Es difícil hablar de la Revolución, porque las críticas pueden ser tomadas como censura a quienes vieron en ella la esperanza de un mejor futuro por el cual valía la pena ofrendar la vida. No deben confundirse las cosas, porque parte de las malas artes de los dictadores es su capacidad para hipnotizar a personas más desprendidas que ellos.

Es normal también que el experimento cubano se convirtiera en referente de una Latinoamérica que sólo percibía los excesos del poder estadounidense, pero no podía ser testigo de la plomiza realidad del mundo detrás de la Cortina de Hierro. La Guerra Fría convirtió a la Revolución Cubana en un faro engañoso que hizo naufragar a cientos de miles de latinoamericanos cuyo único pecado fue depositar su confianza en quienes no la merecían.
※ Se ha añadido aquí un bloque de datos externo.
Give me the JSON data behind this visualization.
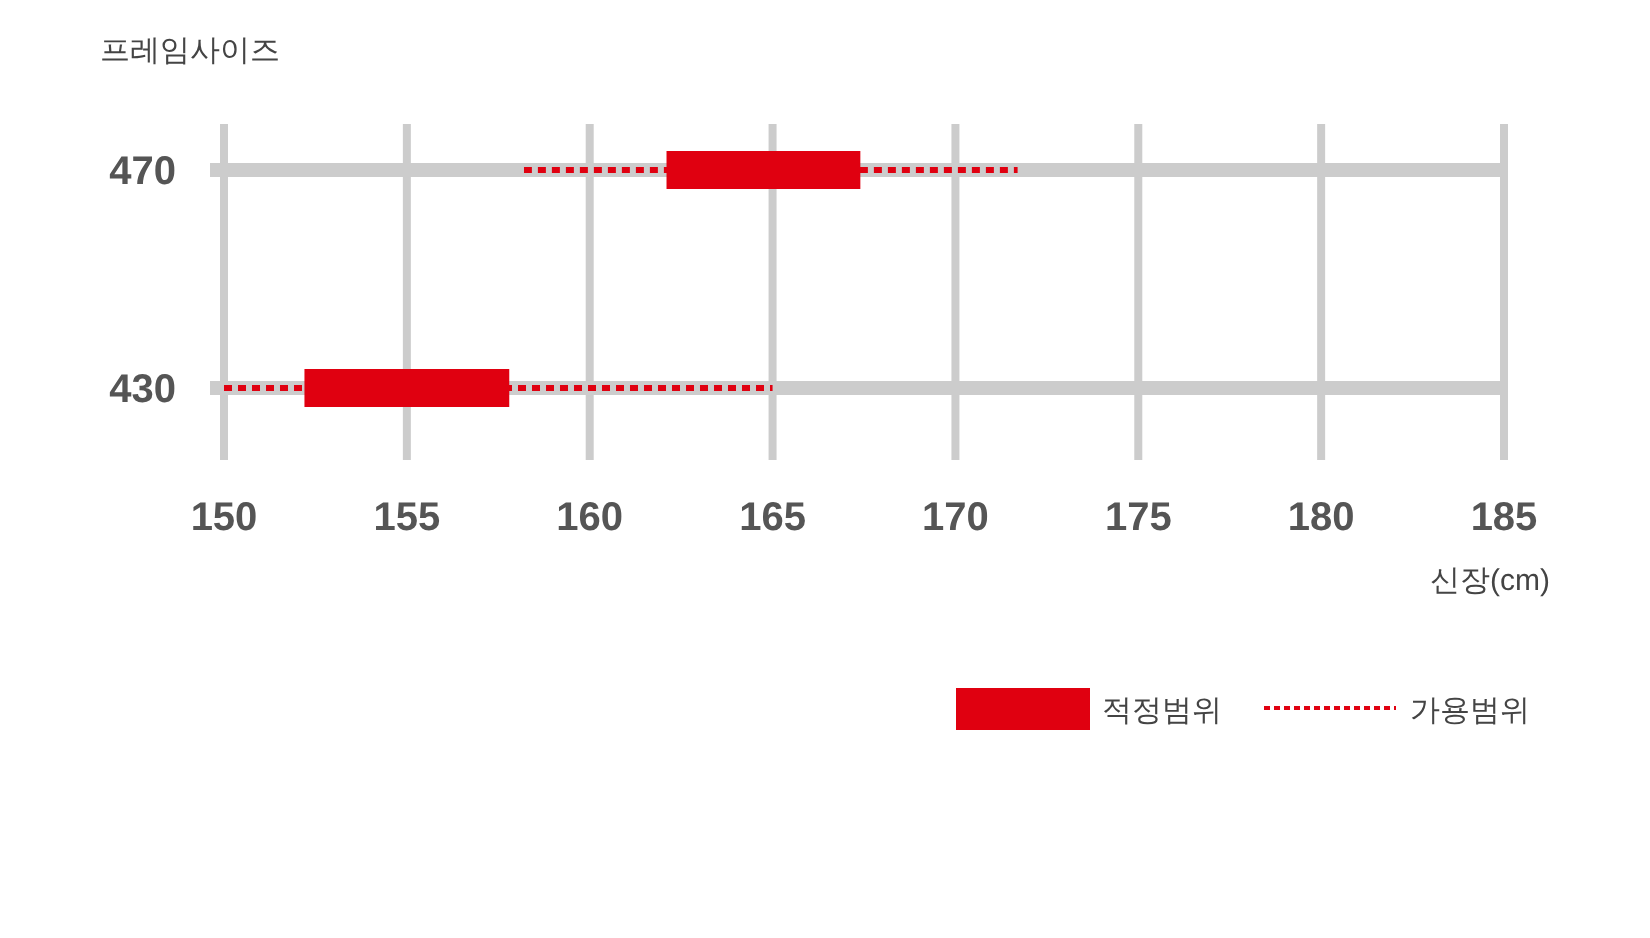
{
  "chart_data": {
    "type": "bar",
    "orientation": "horizontal",
    "ylabel": "프레임사이즈",
    "xlabel": "신장(cm)",
    "categories": [
      "470",
      "430"
    ],
    "xlim": [
      150,
      185
    ],
    "xticks": [
      150,
      155,
      160,
      165,
      170,
      175,
      180,
      185
    ],
    "grid": true,
    "legend": "bottom right",
    "series": [
      {
        "name": "적정범위",
        "color": "#e00010",
        "base": [
          162.1,
          152.2
        ],
        "values": [
          5.3,
          5.6
        ]
      },
      {
        "name": "가용범위",
        "color": "#e00010",
        "line_style": "dotted",
        "base": [
          158.2,
          150
        ],
        "values": [
          13.5,
          15.0
        ]
      }
    ]
  }
}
La realidad, lejos de la imagen heroica, es que el pueblo cubano se vio privado de su libertad y aún hoy no la recobra. El embargo, excusa eterna, ha sido también elemento justificador de la represión y la falta de democracia.
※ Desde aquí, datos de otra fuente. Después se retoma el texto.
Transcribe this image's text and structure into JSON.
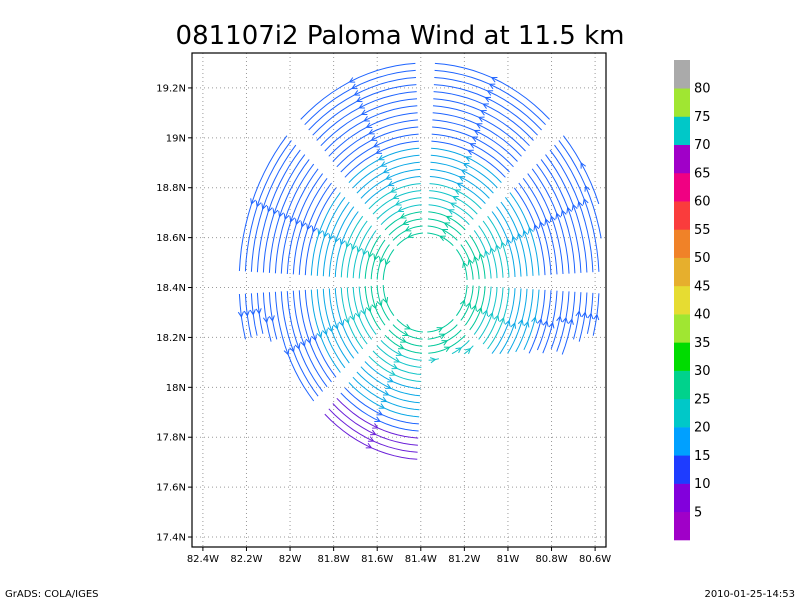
{
  "chart_data": {
    "type": "streamline",
    "title": "081107i2 Paloma Wind at 11.5 km",
    "x_ticks": [
      "82.4W",
      "82.2W",
      "82W",
      "81.8W",
      "81.6W",
      "81.4W",
      "81.2W",
      "81W",
      "80.8W",
      "80.6W"
    ],
    "x_values": [
      -82.4,
      -82.2,
      -82.0,
      -81.8,
      -81.6,
      -81.4,
      -81.2,
      -81.0,
      -80.8,
      -80.6
    ],
    "y_ticks": [
      "17.4N",
      "17.6N",
      "17.8N",
      "18N",
      "18.2N",
      "18.4N",
      "18.6N",
      "18.8N",
      "19N",
      "19.2N"
    ],
    "y_values": [
      17.4,
      17.6,
      17.8,
      18.0,
      18.2,
      18.4,
      18.6,
      18.8,
      19.0,
      19.2
    ],
    "xlim": [
      -82.45,
      -80.55
    ],
    "ylim": [
      17.36,
      19.34
    ],
    "grid": true,
    "center": {
      "lon": -81.38,
      "lat": 18.42
    },
    "colorbar": {
      "labels": [
        "5",
        "10",
        "15",
        "20",
        "25",
        "30",
        "35",
        "40",
        "45",
        "50",
        "55",
        "60",
        "65",
        "70",
        "75",
        "80"
      ],
      "colors": [
        "#a000c8",
        "#8200dc",
        "#1e3cff",
        "#00a0ff",
        "#00c8c8",
        "#00d28c",
        "#00dc00",
        "#a0e632",
        "#e6dc32",
        "#e6af2d",
        "#f08228",
        "#fa3c3c",
        "#f00082",
        "#a000c8",
        "#00c8c8",
        "#a0e632",
        "#aaaaaa"
      ]
    }
  },
  "footer": {
    "left": "GrADS: COLA/IGES",
    "right": "2010-01-25-14:53"
  }
}
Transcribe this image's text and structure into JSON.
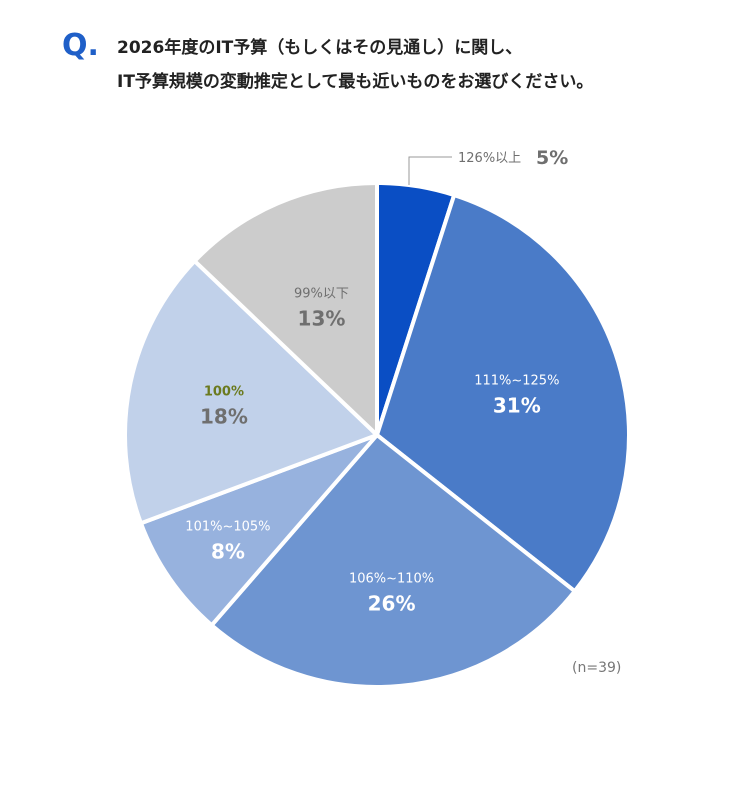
{
  "question": {
    "mark": "Q.",
    "line1": "2026年度のIT予算（もしくはその見通し）に関し、",
    "line2": "IT予算規模の変動推定として最も近いものをお選びください。"
  },
  "note": "(n=39)",
  "chart_data": {
    "type": "pie",
    "slices": [
      {
        "label": "126%以上",
        "value": 5,
        "value_label": "5%",
        "color": "#0a4ec4"
      },
      {
        "label": "111%~125%",
        "value": 31,
        "value_label": "31%",
        "color": "#4a7bc8"
      },
      {
        "label": "106%~110%",
        "value": 26,
        "value_label": "26%",
        "color": "#6e95d1"
      },
      {
        "label": "101%~105%",
        "value": 8,
        "value_label": "8%",
        "color": "#97b2de"
      },
      {
        "label": "100%",
        "value": 18,
        "value_label": "18%",
        "color": "#c1d1ea"
      },
      {
        "label": "99%以下",
        "value": 13,
        "value_label": "13%",
        "color": "#cccccc"
      }
    ]
  }
}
El modelo económico de la Revolución dependió siempre de que adversarios políticos de los Estados Unidos quisieran pagar las luces del escaparate en los que exhibían sus propias quimeras. Mientras tanto, al pueblo cubano, libre sólo en los eslóganes, no se le permite elegir su propio destino a la vez que sus opresores se esconden detrás de la autodeterminación usurpada.

La caída de la Revolución septuagenaria no llegará por el escenario internacional del momento, sino porque ha sido, durante toda su existencia, una promesa incumplida, el secuestro de la ilusión de un continente. Nadie que valore la democracia deberá lamentar su final, los cubanos no están obligados a pagar con su libertad la obstinación de otros.

Sí debe haber espacio para llorar y conmemorar todos los sacrificios de quienes creyeron en un mundo mejor para todos. Su convicción, su esfuerzo, su compromiso siguen siendo referente. La momia revolucionaria no puede apagar esa luz, como no pudo apagar la del pueblo cubano.